Monday, May 07, 2007

Afghanistan's New 'Democratic' Media

With British soldiers and insurgents, and lots of civilians being killed on a regular basis, it's important to remember what they are fighting for: they are fighting for democracy. The currency of democracy is free speech – most often reflected by a free press:

Afghanistan's parliament is on the brink of passing a new law that could damage the independence of the country's media. Under the new proposals, both private and state media will come under greater government control. Proposed changes include an oversight committee that will scrutinise media content....Under a new mass media law journalists could be forbidden from criticising the state or discussing the relationship between religion and the state. Mohammad Mohaqiq, the head of the parliamentary committee for culture and religion, told a recent international media conference in Kabul there should be no insult to Islam or the state by the media.

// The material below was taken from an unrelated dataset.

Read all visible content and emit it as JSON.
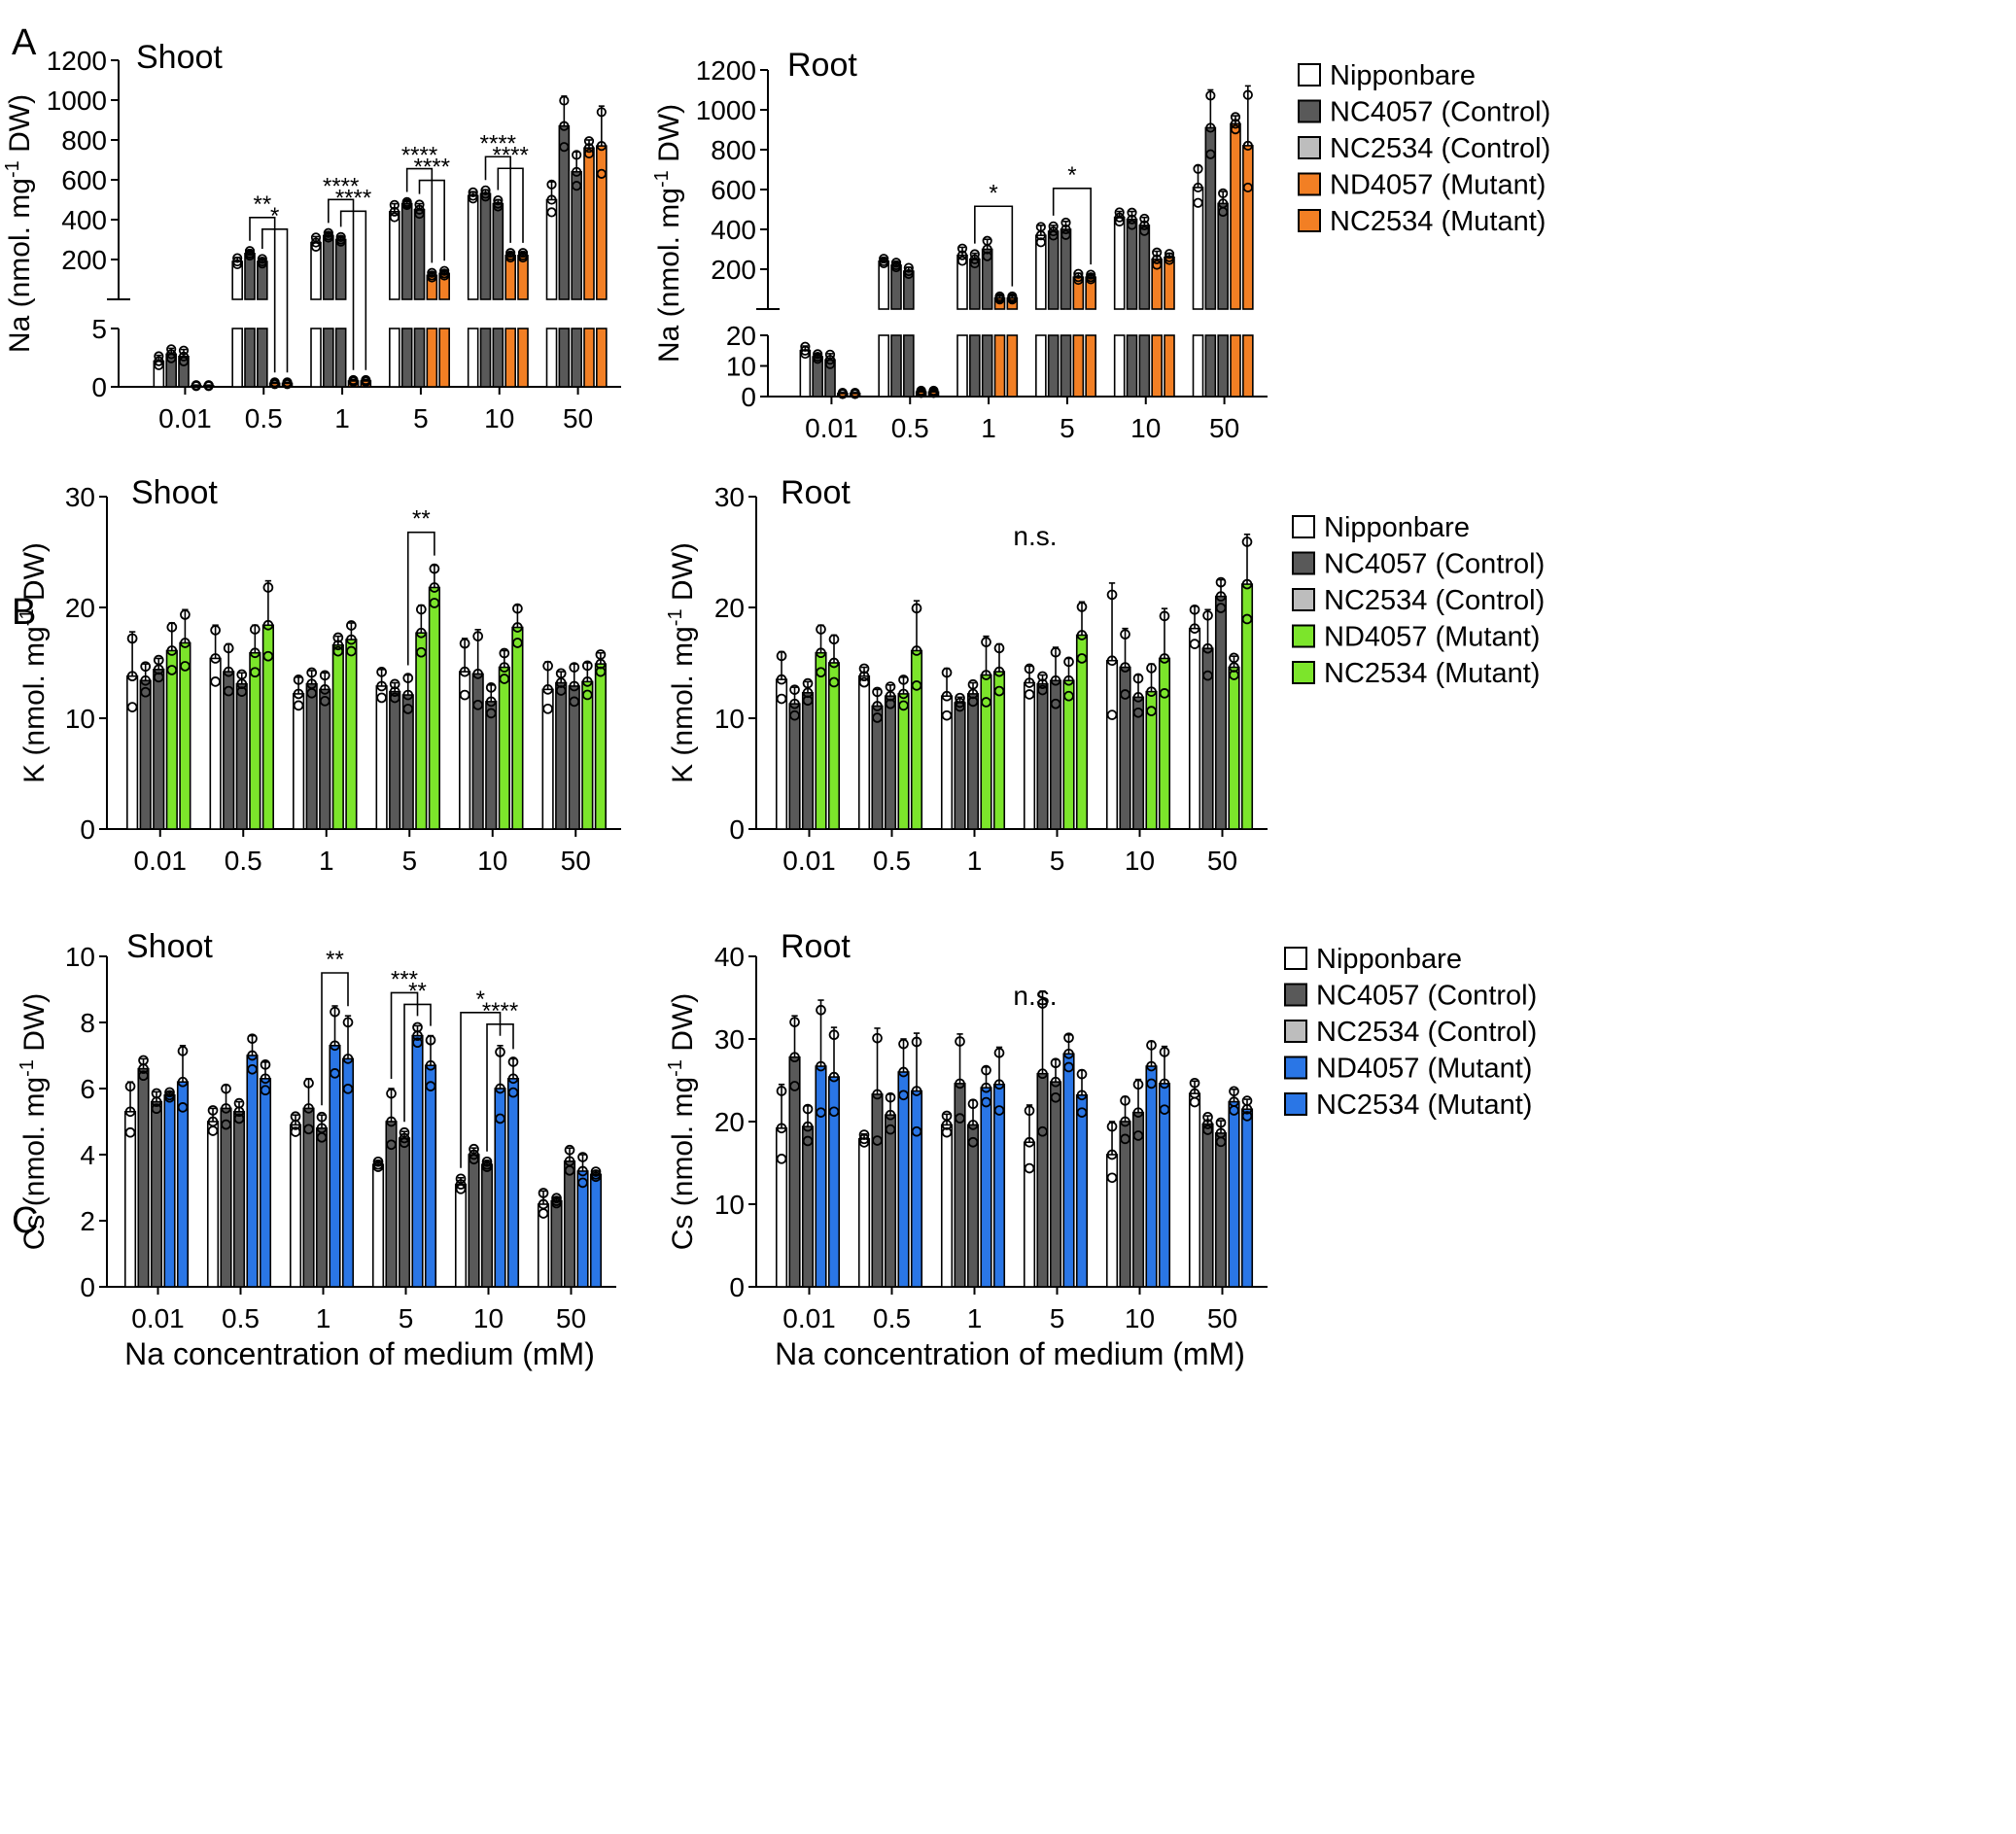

Great, but don't worry, there is lots of media there to oppose this government control freakery;

There are more than 300 publications, 152 FM radio stations and 84 TV stations across the country. Almost all, however, are controlled by pressure groups. Three or four official newspapers are almost identical, reporting only on meetings of officials. One title belongs to the former mujahideen president, Burhan ud-Din Rabbani; another to the speaker of parliament, Yunis Qanooni; a third supports the minister of culture and information. General Rashid Dustom owns one TV station; General Ata another....The one or two relatively independent voices are near bankruptcy.

Great. Now that's democracy in action. Just as the U$A keeps a journalist in Gitmo without charges, just as Sri Lankan and Colombian journalists are under threat. Democracy in action. Just glad we are shoulder-to-shoulder with these paragons of free speech. Real glad.